Main Video: Build Your Second Brain With Claude Code, Karpathy’s Method
Step-by-step practical tutorial showing exactly how to replicate Karpathy’s workflow: using Claude to synthesize notes into a clean, interlinked Markdown wiki in Obsidian. This is the one that ties personal knowledge management to AI.
Extra Credit: Claude + Karpathy’s Second Brain is INSANE
A clear walk-through of the concept, his viral tweet/Gist, and the philosophy behind why structured synthesis beats real-time retrieval for personal knowledge.
Why This Matters to Me: mempalace
Full disclosure — this isn’t just academic interest. I co-created mempalace with Milla Jovovich, an open-source memory system for AI agents, and it uses everything on this list.
Under the hood, mempalace is built on embeddings. Every conversation, every fact, every interaction gets embedded and stored so agents can retrieve it later with high accuracy — 96.6% recall on the LongMemEval benchmark.

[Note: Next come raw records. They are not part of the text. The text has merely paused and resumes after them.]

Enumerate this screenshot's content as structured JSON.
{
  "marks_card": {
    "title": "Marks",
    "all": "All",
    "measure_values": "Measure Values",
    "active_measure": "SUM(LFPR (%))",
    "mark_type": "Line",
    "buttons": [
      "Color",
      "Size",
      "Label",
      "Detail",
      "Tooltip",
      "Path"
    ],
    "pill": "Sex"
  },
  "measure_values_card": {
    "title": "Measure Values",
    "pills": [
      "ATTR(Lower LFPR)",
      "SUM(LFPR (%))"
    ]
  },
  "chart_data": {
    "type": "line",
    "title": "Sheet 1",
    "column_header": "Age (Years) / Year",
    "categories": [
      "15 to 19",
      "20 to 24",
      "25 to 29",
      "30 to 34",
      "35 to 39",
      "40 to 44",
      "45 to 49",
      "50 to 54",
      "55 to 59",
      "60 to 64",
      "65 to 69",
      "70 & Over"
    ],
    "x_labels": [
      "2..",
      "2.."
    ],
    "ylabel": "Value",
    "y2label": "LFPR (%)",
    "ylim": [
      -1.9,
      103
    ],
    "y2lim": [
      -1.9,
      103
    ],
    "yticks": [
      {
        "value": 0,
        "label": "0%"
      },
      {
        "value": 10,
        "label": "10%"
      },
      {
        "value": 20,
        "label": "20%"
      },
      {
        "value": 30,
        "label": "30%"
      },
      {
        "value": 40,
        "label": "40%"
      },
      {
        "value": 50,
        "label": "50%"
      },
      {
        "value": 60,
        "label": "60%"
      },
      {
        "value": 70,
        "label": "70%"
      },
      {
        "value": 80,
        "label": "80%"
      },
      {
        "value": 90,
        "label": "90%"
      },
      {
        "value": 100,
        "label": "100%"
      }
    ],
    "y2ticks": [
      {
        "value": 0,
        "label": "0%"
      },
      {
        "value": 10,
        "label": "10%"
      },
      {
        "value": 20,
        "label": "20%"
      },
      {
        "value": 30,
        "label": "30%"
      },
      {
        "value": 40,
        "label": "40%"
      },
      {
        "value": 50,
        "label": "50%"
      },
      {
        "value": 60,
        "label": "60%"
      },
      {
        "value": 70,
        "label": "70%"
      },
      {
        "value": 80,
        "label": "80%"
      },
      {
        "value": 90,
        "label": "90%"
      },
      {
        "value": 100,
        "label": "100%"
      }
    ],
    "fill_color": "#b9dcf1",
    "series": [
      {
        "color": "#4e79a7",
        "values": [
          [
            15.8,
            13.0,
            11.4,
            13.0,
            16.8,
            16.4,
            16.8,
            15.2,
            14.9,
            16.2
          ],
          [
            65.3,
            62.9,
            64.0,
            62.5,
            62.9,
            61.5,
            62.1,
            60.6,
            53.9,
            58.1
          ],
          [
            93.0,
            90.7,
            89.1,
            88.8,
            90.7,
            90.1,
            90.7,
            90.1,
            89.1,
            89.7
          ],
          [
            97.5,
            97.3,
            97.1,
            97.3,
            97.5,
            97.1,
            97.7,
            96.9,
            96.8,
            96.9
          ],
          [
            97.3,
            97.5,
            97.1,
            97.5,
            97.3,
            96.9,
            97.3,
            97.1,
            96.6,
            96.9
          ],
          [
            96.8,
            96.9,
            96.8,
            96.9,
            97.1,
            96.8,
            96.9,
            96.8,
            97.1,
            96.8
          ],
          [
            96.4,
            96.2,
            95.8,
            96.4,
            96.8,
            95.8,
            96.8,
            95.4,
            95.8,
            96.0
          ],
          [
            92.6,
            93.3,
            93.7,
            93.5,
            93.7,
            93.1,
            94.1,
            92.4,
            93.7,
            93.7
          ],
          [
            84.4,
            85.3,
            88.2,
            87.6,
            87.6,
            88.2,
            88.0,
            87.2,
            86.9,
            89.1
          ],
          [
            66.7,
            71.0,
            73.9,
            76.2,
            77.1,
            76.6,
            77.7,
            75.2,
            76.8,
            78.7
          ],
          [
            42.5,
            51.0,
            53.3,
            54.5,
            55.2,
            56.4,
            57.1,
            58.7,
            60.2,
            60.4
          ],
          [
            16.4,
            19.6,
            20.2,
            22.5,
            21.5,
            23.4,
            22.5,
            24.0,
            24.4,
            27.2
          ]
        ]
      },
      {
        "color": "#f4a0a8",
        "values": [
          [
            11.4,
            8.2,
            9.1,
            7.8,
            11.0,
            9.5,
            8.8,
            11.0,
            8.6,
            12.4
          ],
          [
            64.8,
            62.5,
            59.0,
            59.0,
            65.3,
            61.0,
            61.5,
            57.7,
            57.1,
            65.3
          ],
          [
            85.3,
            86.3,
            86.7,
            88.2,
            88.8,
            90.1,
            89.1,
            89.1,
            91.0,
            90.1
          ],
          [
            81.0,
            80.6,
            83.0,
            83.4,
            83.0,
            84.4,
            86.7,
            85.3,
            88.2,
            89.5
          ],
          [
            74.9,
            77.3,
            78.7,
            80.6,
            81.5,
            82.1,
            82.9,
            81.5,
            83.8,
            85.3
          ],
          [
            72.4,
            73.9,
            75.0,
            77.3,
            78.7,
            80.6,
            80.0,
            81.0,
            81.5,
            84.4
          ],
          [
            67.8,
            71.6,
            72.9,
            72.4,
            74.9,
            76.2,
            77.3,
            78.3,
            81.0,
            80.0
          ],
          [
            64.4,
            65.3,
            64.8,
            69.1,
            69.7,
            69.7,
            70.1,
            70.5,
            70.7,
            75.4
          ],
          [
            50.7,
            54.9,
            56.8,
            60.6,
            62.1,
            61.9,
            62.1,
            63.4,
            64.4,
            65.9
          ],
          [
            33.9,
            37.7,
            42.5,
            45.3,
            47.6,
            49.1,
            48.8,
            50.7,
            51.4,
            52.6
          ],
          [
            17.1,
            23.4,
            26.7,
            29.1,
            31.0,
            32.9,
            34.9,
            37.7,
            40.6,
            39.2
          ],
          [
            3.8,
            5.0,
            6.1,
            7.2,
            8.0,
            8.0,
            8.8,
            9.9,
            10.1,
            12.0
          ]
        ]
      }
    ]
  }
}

But what makes mempalace different from a pure RAG system is that it has dual retrieval paths — one designed for humans and one for agents. The human-facing system uses a spatial metaphor (wings, rooms, drawers) so you can browse and find things the way your brain naturally organizes information. The agent-facing system uses embedding-based semantic search so AI can find the right memory instantly, even across thousands of conversations.
The base layer is embeddings. The spatial organization on top is what makes it usable by both humans and machines. If you watch the videos above, you’ll understand exactly how mempalace works — and why we built it the way we did.
The Syllabus
Total time: ~2 hours (main videos only) or ~3-4 hours (with extra credit).
| # | Topic | Main Video | Extra Credit |
|---|---|---|---|
| 1 | Embeddings | 7 min | 20 min |
| 2 | Vector DBs | 10 min | 8 min |
| 3 | RAG | 8 min | 15 min |
| 4 | Second Brain | 20 min | 15 min |
Watch the main videos first, in order. Then come back for extra credit if you want to go deeper. By the end you’ll see how embeddings → vector DB → RAG → Second Brain all fit together as the modern LLM memory stack.